There is a reported high incidence of diarrhea in patients administered amoxicillin/clavulanic acid perhaps reflects the depletion of normal bowel flora caused by this broad spectrum antibiotic. Surprisingly only 1-3% of patients discontinue the drug due to diarrhea (38). The new twice-a-day oral formulation of amoxicillin/ clavulanate has gained widespread acceptance in the community, especially for the treatment of refractory otitis media in children. It may also reduce the incidence of diarrhea.

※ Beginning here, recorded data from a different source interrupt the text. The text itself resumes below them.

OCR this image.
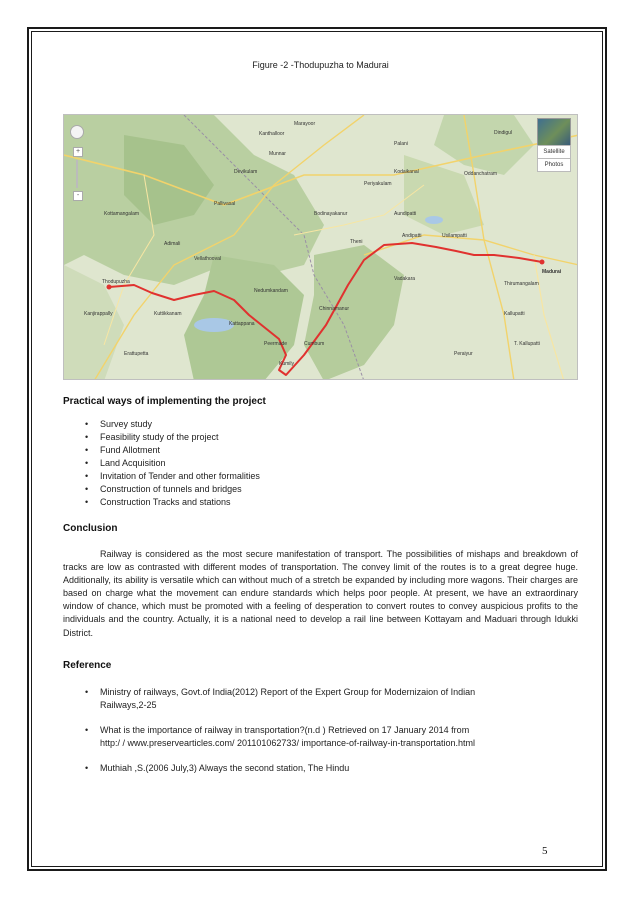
Figure -2 -Thodupuzha to Madurai
Dindigul
Palani
Kodaikanal	Oddanchatram
Munnar
Devikulam
Thodupuzha
Kattappana
Nedumkandam
Kumily
Theni
Andipatti	Usilampatti
Madurai
Periyakulam
Bodinayakanur
Thirumangalam
Peermade
Chinnamanur
Cumbum
Kanthalloor
Marayoor
Vadakara
Kallupatti
Kottamangalam
Adimali
Kanjirappally
Erattupetta
Vellathooval
Peraiyur
T. Kallupatti
Aundipatti
Pallivasal
Kuttikkanam
+
-
Satellite
Photos
Practical ways of implementing the project
• Survey study
• Feasibility study of the project
• Fund Allotment
• Land Acquisition
• Invitation of Tender and other formalities
• Construction of tunnels and bridges
• Construction Tracks and stations
Conclusion

Railway is considered as the most secure manifestation of transport. The possibilities of mishaps and breakdown of tracks are low as contrasted with different modes of transportation. The convey limit of the routes is to a great degree huge. Additionally, its ability is versatile which can without much of a stretch be expanded by including more wagons. Their charges are based on charge what the movement can endure standards which helps poor people. At present, we have an extraordinary window of chance, which must be promoted with a feeling of desperation to convert routes to convey auspicious profits to the individuals and the country. Actually, it is a national need to develop a rail line between Kottayam and Maduari through Idukki District.

Reference
• Ministry of railways, Govt.of India(2012) Report of the Expert Group for Modernizaion of Indian
Railways,2-25
• What is the importance of railway in transportation?(n.d ) Retrieved on 17 January 2014 from
http:/ / www.preservearticles.com/ 201101062733/ importance-of-railway-in-transportation.html
• Muthiah ,S.(2006 July,3) Always the second station, The Hindu
5
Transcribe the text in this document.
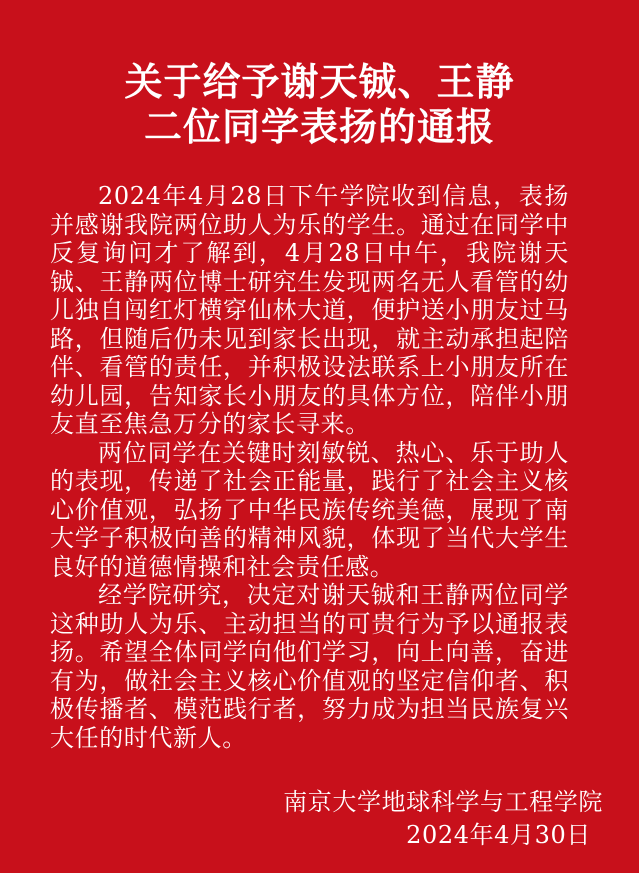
关于给予谢天铖、王静
二位同学表扬的通报

2024年4月28日下午学院收到信息，表扬并感谢我院两位助人为乐的学生。通过在同学中反复询问才了解到，4月28日中午，我院谢天铖、王静两位博士研究生发现两名无人看管的幼儿独自闯红灯横穿仙林大道，便护送小朋友过马路，但随后仍未见到家长出现，就主动承担起陪伴、看管的责任，并积极设法联系上小朋友所在幼儿园，告知家长小朋友的具体方位，陪伴小朋友直至焦急万分的家长寻来。

两位同学在关键时刻敏锐、热心、乐于助人的表现，传递了社会正能量，践行了社会主义核心价值观，弘扬了中华民族传统美德，展现了南大学子积极向善的精神风貌，体现了当代大学生良好的道德情操和社会责任感。

经学院研究，决定对谢天铖和王静两位同学这种助人为乐、主动担当的可贵行为予以通报表扬。希望全体同学向他们学习，向上向善，奋进有为，做社会主义核心价值观的坚定信仰者、积极传播者、模范践行者，努力成为担当民族复兴大任的时代新人。

南京大学地球科学与工程学院
2024年4月30日
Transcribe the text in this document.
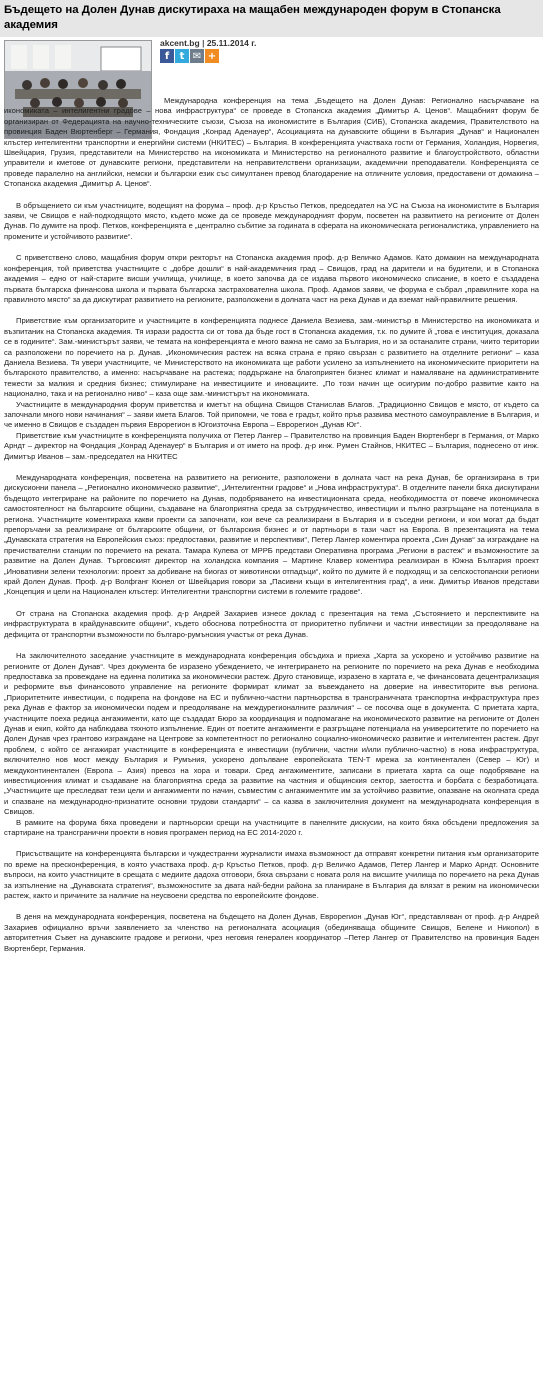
Бъдещето на Долен Дунав дискутираха на мащабен международен форум в Стопанска академия
akcent.bg | 25.11.2014 г.
f	t ✉ +

Международна конференция на тема „Бъдещето на Долен Дунав: Регионално насърчаване на икономиката – интелигентни градове – нова инфраструктура“ се проведе в Стопанска академия „Димитър А. Ценов“. Мащабният форум бе организиран от Федерацията на научно-техническите съюзи, Съюза на икономистите в България (СИБ), Стопанска академия, Правителството на провинция Баден Вюртенберг – Германия, Фондация „Конрад Аденауер“, Асоциацията на дунавските общини в България „Дунав“ и Национален клъстер интелигентни транспортни и енергийни системи (НКИТЕС) – България. В конференцията участваха гости от Германия, Холандия, Норвегия, Швейцария, Грузия, представители на Министерство на икономиката и Министерство на регионалното развитие и благоустройството, областни управители и кметове от дунавските региони, представители на неправителствени организации, академични преподаватели. Конференцията се проведе паралелно на английски, немски и български език със симултанен превод благодарение на отличните условия, предоставени от домакина – Стопанска академия „Димитър А. Ценов“.

В обръщението си към участниците, водещият на форума – проф. д-р Кръстьо Петков, председател на УС на Съюза на икономистите в България заяви, че Свищов е най-подходящото място, където може да се проведе международният форум, посветен на развитието на регионите от Долен Дунав. По думите на проф. Петков, конференцията е „централно събитие за годината в сферата на икономическата регионалистика, управлението на промените и устойчивото развитие“.

С приветствено слово, мащабния форум откри ректорът на Стопанска академия проф. д-р Величко Адамов. Като домакин на международната конференция, той приветства участниците с „добре дошли“ в най-академичния град – Свищов, град на дарители и на будители, и в Стопанска академия – едно от най-старите висши училища, училище, в което започва да се издава първото икономическо списание, в което е създадена първата българска финансова школа и първата българска застрахователна школа. Проф. Адамов заяви, че форума е събрал „правилните хора на правилното място“ за да дискутират развитието на регионите, разположени в долната част на река Дунав и да вземат най-правилните решения.

Приветствие към организаторите и участниците в конференцията поднесе Даниела Везиева, зам.-министър в Министерство на икономиката и възпитаник на Стопанска академия. Тя изрази радостта си от това да бъде гост в Стопанска академия, т.к. по думите й „това е институция, доказала се в годините“. Зам.-министърът заяви, че темата на конференцията е много важна не само за България, но и за останалите страни, чиито територии са разположени по поречието на р. Дунав. „Икономическия растеж на всяка страна е пряко свързан с развитието на отделните региони“ – каза Даниела Везиева. Тя увери участниците, че Министерството на икономиката ще работи усилено за изпълнението на икономическите приоритети на българското правителство, а именно: насърчаване на растежа; поддържане на благоприятен бизнес климат и намаляване на административните тежести за малкия и средния бизнес; стимулиране на инвестициите и иновациите. „По този начин ще осигурим по-добро развитие както на национално, така и на регионално ниво“ – каза още зам.-министърът на икономиката.

Участниците в международния форум приветства и кметът на община Свищов Станислав Благов. „Традиционно Свищов е място, от където са започнали много нови начинания“ – заяви кмета Благов. Той припомни, че това е градът, който пръв развива местното самоуправление в България, и че именно в Свищов е създаден първия Еврорегион в Югоизточна Европа – Еврорегион „Дунав Юг“.

Приветствие към участниците в конференцията получиха от Петер Лангер – Правителство на провинция Баден Вюртенберг в Германия, от Марко Арндт – директор на Фондация „Конрад Аденауер“ в България и от името на проф. д-р инж. Румен Стайнов, НКИТЕС – България, поднесено от инж. Димитър Иванов – зам.-председател на НКИТЕС

Международната конференция, посветена на развитието на регионите, разположени в долната част на река Дунав, бе организирана в три дискусионни панела – „Регионално икономическо развитие“, „Интелигентни градове“ и „Нова инфраструктура“. В отделните панели бяха дискутирани бъдещото интегриране на районите по поречието на Дунав, подобряването на инвестиционната среда, необходимостта от повече икономическа самостоятелност на българските общини, създаване на благоприятна среда за сътрудничество, инвестиции и пълно разгръщане на потенциала в региона. Участниците коментираха какви проекти са започнати, кои вече са реализирани в България и в съседни региони, и кои могат да бъдат препоръчани за реализиране от българските общини, от българския бизнес и от партньори в тази част на Европа. В презентацията на тема „Дунавската стратегия на Европейския съюз: предпоставки, развитие и перспективи“, Петер Лангер коментира проекта „Син Дунав“ за изграждане на пречиствателни станции по поречието на реката. Тамара Кулева от МРРБ представи Оперативна програма „Региони в растеж“ и възможностите за развитие на Долен Дунав. Търговският директор на холандска компания – Мартине Клавер коментира реализиран в Южна България проект „Иновативни зелени технологии: проект за добиване на биогаз от животински отпадъци“, който по думите й е подходящ и за селскостопански региони край Долен Дунав. Проф. д-р Волфганг Кюнел от Швейцария говори за „Пасивни къщи в интелигентния град“, а инж. Димитър Иванов представи „Концепция и цели на Национален клъстер: Интелигентни транспортни системи в големите градове“.

От страна на Стопанска академия проф. д-р Андрей Захариев изнесе доклад с презентация на тема „Състоянието и перспективите на инфраструктурата в крайдунавските общини“, където обоснова потребността от приоритетно публични и частни инвестиции за преодоляване на дефицита от транспортни възможности по българо-румънския участък от река Дунав.

На заключителното заседание участниците в международната конференция обсъдиха и приеха „Харта за ускорено и устойчиво развитие на регионите от Долен Дунав“. Чрез документа бе изразено убеждението, че интегрирането на регионите по поречието на река Дунав е необходима предпоставка за провеждане на единна политика за икономически растеж. Друго становище, изразено в хартата е, че финансовата децентрализация и реформите във финансовото управление на регионите формират климат за въвеждането на доверие на инвеститорите във региона. „Приоритетните инвестиции, с подкрепа на фондове на ЕС и публично-частни партньорства в трансграничната транспортна инфраструктура през река Дунав е фактор за икономически подем и преодоляване на междурегионалните различия“ – се посочва още в документа. С приетата харта, участниците поеха редица ангажименти, като ще създадат Бюро за координация и подпомагане на икономическото развитие на регионите от Долен Дунав и екип, който да наблюдава тяхното изпълнение. Един от поетите ангажименти е разгръщане потенциала на университетите по поречието на Долен Дунав чрез грантово изграждане на Центрове за компетентност по регионално социално-икономическо развитие и интелигентен растеж. Друг проблем, с който се ангажират участниците в конференцията е инвестиции (публични, частни и/или публично-частно) в нова инфраструктура, включително нов мост между България и Румъния, ускорено допълване европейската TEN-T мрежа за континентален (Север – Юг) и междуконтинентален (Европа – Азия) превоз на хора и товари. Сред ангажиментите, записани в приетата харта са още подобряване на инвестиционния климат и създаване на благоприятна среда за развитие на частния и общинския сектор, заетостта и борбата с безработицата. „Участниците ще преследват тези цели и ангажименти по начин, съвместим с ангажиментите им за устойчиво развитие, опазване на околната среда и спазване на международно-признатите основни трудови стандарти“ – са казва в заключителния документ на международната конференция в Свищов.

В рамките на форума бяха проведени и партньорски срещи на участниците в панелните дискусии, на които бяха обсъдени предложения за стартиране на трансгранични проекти в новия програмен период на ЕС 2014-2020 г.

Присъстващите на конференцията български и чуждестранни журналисти имаха възможност да отправят конкретни питания към организаторите по време на пресконференция, в която участваха проф. д-р Кръстьо Петков, проф. д-р Величко Адамов, Петер Лангер и Марко Арндт. Основните въпроси, на които участниците в срещата с медиите дадоха отговори, бяха свързани с новата роля на висшите училища по поречието на река Дунав за изпълнение на „Дунавската стратегия“, възможностите за двата най-бедни района за планиране в България да влязат в режим на икономически растеж, както и причините за наличие на неусвоени средства по европейските фондове.

В деня на международната конференция, посветена на бъдещето на Долен Дунав, Еврорегион „Дунав Юг“, представляван от проф. д-р Андрей Захариев официално връчи заявлението за членство на регионалната асоциация (обединяваща общините Свищов, Белене и Никопол) в авторитетния Съвет на дунавските градове и региони, чрез неговия генерален координатор –Петер Лангер от Правителство на провинция Баден Вюртенберг, Германия.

Resistance to beta-lactam beta-lactamase inhibitor combinations can arise by a variety of ways (hyperproduction of beta-lactamase, presence of a chromosomal beta-lactamase, alterations in the genes encoding beta-lactamases that are normally inhibitor sensitive making them inhibitor resistant, change in outer membrane proteins) potentially making this combination also ineffective. There are reports of clinical isolates bearing plasmid mediated beta-lactamases that are resistant to inactivation by mechanism based inhibitors (61,62).